Mann J also commented that holding the contract to have been made in both places would coincide more closely with the clearly expressed intentions of the parties, namely not to give the other an advantage in terms of governing law and jurisdiction, than would “introducing the somewhat random element of offer and acceptance”.

In the CIT and UPD case, Roth J similarly found that the parties had expressly agreed not to incorporate a choice of law and jurisdiction clause, and that it would be wholly artificial to determine the place of the contract by applying the tradition postal rule, depending on which party happened to send the fully executed document. The English Civil Procedure Rules establish the principle that English courts should be able to exercise jurisdiction over foreign defendants where the subject matter of the dispute has a sufficient connection to England, and it would be arbitrary to make a decision as to the connection to English jurisdiction simply on the basis of the order in which a document was signed.

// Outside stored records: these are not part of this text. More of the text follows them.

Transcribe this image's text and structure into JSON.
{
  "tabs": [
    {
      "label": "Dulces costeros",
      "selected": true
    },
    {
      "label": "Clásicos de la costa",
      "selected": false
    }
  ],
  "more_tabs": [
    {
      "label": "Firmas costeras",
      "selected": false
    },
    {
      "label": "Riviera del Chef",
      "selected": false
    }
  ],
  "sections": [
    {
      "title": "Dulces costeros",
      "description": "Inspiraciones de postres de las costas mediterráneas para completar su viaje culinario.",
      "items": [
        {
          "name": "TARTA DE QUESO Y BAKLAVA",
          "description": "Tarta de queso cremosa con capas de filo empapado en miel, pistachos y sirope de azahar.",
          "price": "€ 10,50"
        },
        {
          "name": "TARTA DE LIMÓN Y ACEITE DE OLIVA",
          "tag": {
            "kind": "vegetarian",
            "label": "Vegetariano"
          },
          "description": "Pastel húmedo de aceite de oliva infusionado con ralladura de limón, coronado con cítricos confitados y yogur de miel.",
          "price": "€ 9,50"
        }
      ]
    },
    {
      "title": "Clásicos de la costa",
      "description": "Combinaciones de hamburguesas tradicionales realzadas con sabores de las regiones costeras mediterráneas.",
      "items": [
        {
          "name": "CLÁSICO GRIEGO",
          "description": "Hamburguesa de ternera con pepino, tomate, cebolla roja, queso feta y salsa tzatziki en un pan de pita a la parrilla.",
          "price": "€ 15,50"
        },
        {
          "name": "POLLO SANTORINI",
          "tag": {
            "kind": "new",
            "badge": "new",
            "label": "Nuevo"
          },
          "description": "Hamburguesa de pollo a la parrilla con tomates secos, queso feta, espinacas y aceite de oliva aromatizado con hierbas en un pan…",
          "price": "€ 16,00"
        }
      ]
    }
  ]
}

Exclusive jurisdiction clauses in agreements may not be entirely watertight. For example the courts may apply the forum non conveniens test to see whether there are any exceptional reasons for departing from an exclusive jurisdiction clause. However, having an exclusive jurisdiction clause and also a governing law clause in an agreement certainly does reduce the uncertainty that parties may face if a dispute arises and the contract that is silent on the matter.